Я посмотрел на заключенных, затем на надзирателей, и покачал головой. Надзиратели стали бить людей. Их крики эхом отражались от стен и метались по камере, как стая испуганных птиц.
— Выходи из угла! — скомандовал надзиратель.
— Нет!
— Аур дас! — велел он. — Приведите еще десятерых!
Еще десяток несчастных усадили передо мной. Среди них я увидел Махеша и одного из тех двух парней, которые пострадали, согласившись передать мою записку. Они глядели на меня. Они молчали, но в их глазах была мольба.
Я опустил руки и сделал шаг вперед. Шестеро надзирателей одновременно бросились на меня и потащили к стальной решетке, запиравшей камеру. Повалив меня на спину, они прижали мою голову к решетке. В своем конце камеры надзиратели хранили в шкафчике несколько пар наручников. Они растянули мои руки в стороны и приковали этими старинными приспособлениями мои запястья к решетке. Ноги они связали веревкой из кокосового волокна.

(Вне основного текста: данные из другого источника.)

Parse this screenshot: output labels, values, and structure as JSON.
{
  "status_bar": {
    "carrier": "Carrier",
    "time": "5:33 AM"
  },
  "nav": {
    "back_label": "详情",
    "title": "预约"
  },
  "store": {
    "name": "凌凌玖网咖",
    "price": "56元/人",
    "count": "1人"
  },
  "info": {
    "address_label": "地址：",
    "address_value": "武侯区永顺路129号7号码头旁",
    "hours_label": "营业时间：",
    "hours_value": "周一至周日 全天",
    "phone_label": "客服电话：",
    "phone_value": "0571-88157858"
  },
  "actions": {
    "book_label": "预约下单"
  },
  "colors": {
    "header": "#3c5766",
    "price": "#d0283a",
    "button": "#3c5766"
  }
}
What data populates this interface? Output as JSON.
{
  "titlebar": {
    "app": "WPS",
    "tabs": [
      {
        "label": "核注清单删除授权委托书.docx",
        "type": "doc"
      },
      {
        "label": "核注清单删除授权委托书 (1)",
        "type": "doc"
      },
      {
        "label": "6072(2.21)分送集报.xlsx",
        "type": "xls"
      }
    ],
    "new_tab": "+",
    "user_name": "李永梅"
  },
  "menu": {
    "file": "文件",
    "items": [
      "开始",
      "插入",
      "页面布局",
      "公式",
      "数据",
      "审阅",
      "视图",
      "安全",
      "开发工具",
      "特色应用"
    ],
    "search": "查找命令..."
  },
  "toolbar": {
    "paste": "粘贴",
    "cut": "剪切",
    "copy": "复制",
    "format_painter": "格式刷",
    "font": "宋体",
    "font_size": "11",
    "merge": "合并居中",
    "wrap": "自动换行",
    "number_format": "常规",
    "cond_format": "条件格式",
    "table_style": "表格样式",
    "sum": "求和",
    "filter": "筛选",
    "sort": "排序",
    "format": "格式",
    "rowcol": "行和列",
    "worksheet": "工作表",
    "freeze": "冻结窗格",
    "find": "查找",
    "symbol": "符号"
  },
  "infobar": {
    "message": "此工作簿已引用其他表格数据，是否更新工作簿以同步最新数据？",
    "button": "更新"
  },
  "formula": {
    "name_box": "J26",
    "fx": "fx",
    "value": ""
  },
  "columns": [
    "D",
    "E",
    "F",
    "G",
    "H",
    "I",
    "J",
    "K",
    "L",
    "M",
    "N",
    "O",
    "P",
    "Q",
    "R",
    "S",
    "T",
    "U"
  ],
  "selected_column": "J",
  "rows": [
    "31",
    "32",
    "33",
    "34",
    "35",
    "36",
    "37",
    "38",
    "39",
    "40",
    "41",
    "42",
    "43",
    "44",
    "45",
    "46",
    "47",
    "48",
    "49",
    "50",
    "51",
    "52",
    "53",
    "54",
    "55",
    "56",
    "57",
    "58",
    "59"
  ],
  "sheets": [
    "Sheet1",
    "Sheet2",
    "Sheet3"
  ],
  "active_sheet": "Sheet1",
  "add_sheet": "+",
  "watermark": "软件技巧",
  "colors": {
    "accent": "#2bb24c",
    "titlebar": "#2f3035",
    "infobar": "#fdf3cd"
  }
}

Большой Рахул встал на колени и приблизил свое лицо к моему. Даже это движение вызвало у него одышку и заставило вспотеть. Рот его был разбит, нос распухал. Я знал, что от ударов, которые я нанес ему по ушам и по вискам, голова у него будет болеть несколько дней. Он улыбнулся. Только увидев, как человек улыбается, можно точно оценить, сколько в нем дерьма. Неожиданно я вспомнил фразу, сказанную Летти о Маурицио: «Если бы у маленьких детей были крылья, ему ничего не стоило бы оторвать их». Я стал смеяться. Я был беспомощен и распят, но я не мог сдержать смеха. Большой Рахул удивленно нахмурился. Недоумение дегенерата, написанное на его расквашенной физиономии, рассмешило меня еще больше.
Началась экзекуция. Большой Рахул довел себя до полного изнеможения, яростно трудясь над моим лицом и гениталиями. Когда он был уже не в силах поднять дубинку и остановился, задыхаясь, на его место заступили другие. Минут двадцать они дубасили меня, затем сделали перекур. Я был раздет до майки и трусов, и дубинки рассекли мою кожу, содрали и разорвали ее от подошв до макушки.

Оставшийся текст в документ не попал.